My proposal is to raise marginal tax rates above about $75,000 per person–or $150,000 per couple–by 10% (a dime on every extra dollar), but offer a 100% tax credit for public contributions up to the entire amount of the tax surcharge.

Kimball’s argument for the policy is mainly that this would make a tax increase more palatable, by giving people more control over where their money goes. This is surely true, and a worthwhile endeavor.

But the even larger benefit might come from the increased charitable donations. If we limited the tax credit to particularly high-impact charities, we would increase the donations to those charities. Whereas in the current system you get the same deduction regardless of where you give your money, even though we know that some charities are literally hundreds of times as cost-effective as others.

In fact, we might not even want to limit the tax credit to that 10% surcharge. If people want to donate more than 10% of their income to high-impact charities, perhaps we should let them. This would mean that the federal deficit could actually increase under this policy, but if so, there would have to be so much money donated that we’d most likely end world hunger. That’s a tradeoff I’m quite willing to make.

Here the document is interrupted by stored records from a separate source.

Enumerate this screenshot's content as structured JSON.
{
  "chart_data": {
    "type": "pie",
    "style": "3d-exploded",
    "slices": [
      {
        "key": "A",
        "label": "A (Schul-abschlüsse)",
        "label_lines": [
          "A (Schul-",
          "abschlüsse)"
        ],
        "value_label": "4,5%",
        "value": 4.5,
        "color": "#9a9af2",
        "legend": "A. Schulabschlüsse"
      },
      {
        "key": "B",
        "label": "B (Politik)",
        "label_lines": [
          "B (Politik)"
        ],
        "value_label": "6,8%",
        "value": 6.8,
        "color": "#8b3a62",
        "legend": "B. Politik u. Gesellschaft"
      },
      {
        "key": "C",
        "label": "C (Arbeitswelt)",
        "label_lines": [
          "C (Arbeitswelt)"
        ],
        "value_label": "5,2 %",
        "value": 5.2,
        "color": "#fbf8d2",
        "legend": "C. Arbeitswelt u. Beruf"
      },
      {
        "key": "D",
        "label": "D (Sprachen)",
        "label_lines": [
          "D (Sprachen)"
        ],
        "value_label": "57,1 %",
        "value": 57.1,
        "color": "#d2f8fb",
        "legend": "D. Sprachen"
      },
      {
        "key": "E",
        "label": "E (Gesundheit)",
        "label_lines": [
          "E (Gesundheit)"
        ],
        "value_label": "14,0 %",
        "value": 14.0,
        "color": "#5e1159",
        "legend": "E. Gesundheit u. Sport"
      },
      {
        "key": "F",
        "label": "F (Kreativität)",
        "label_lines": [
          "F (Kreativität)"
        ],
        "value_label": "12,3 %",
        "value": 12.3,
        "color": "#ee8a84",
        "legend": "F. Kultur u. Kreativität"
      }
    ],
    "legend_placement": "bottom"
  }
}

In principle, we could even introduce a tax credit that is greater than 100%—say for instance you get a 120% donation for the top-rated charities. This is not mathematically inconsistent, though it is surely a very bad idea. In that case, it absolutely would be possible to end up with more money than you started with, and the richer you are, the more you could get. There would effectively be a positive return on charitable donations, with the money paid for from the government budget. Bill Gates for instance could pay $10 billion a year to charity and the government would not only pay for it, but also have to give him an extra $2 billion. So even for the best charities—which probably are actually a good deal more cost-effective than the US government—we should cap the tax credit at 100%.

Obvious choices for high-impact charities include UNICEF, the Red Cross, GiveDirectly, and the Malaria Consortium. We would need some sort of criteria to decide which charities should get the benefits; I’m thinking we could have some sort of panel of experts who rate charities based on their cost-effectiveness.

It wouldn’t have to be all-or-nothing, either; charities with good but not top ratings could get an increased deduction but not a 100% deduction. The expert panel could rate charities on a scale from 0 to 10, and then anything above 5 gets an (X-5)*10% tax credit.

In effect, the current policy says, “If you give to charity, you don’t have to pay taxes on the money you gave; but all of your other taxes still apply.” The new policy would say, “You can give to a top-impact charity instead of paying taxes.”

Americans hate taxes and already give a lot to charity, but most of those donations are to relatively ineffective charities. This policy could incentivize people to give more or at least give to better places, probably without hurting the government budget—and if it does hurt the government budget, the benefits will be well worth the cost.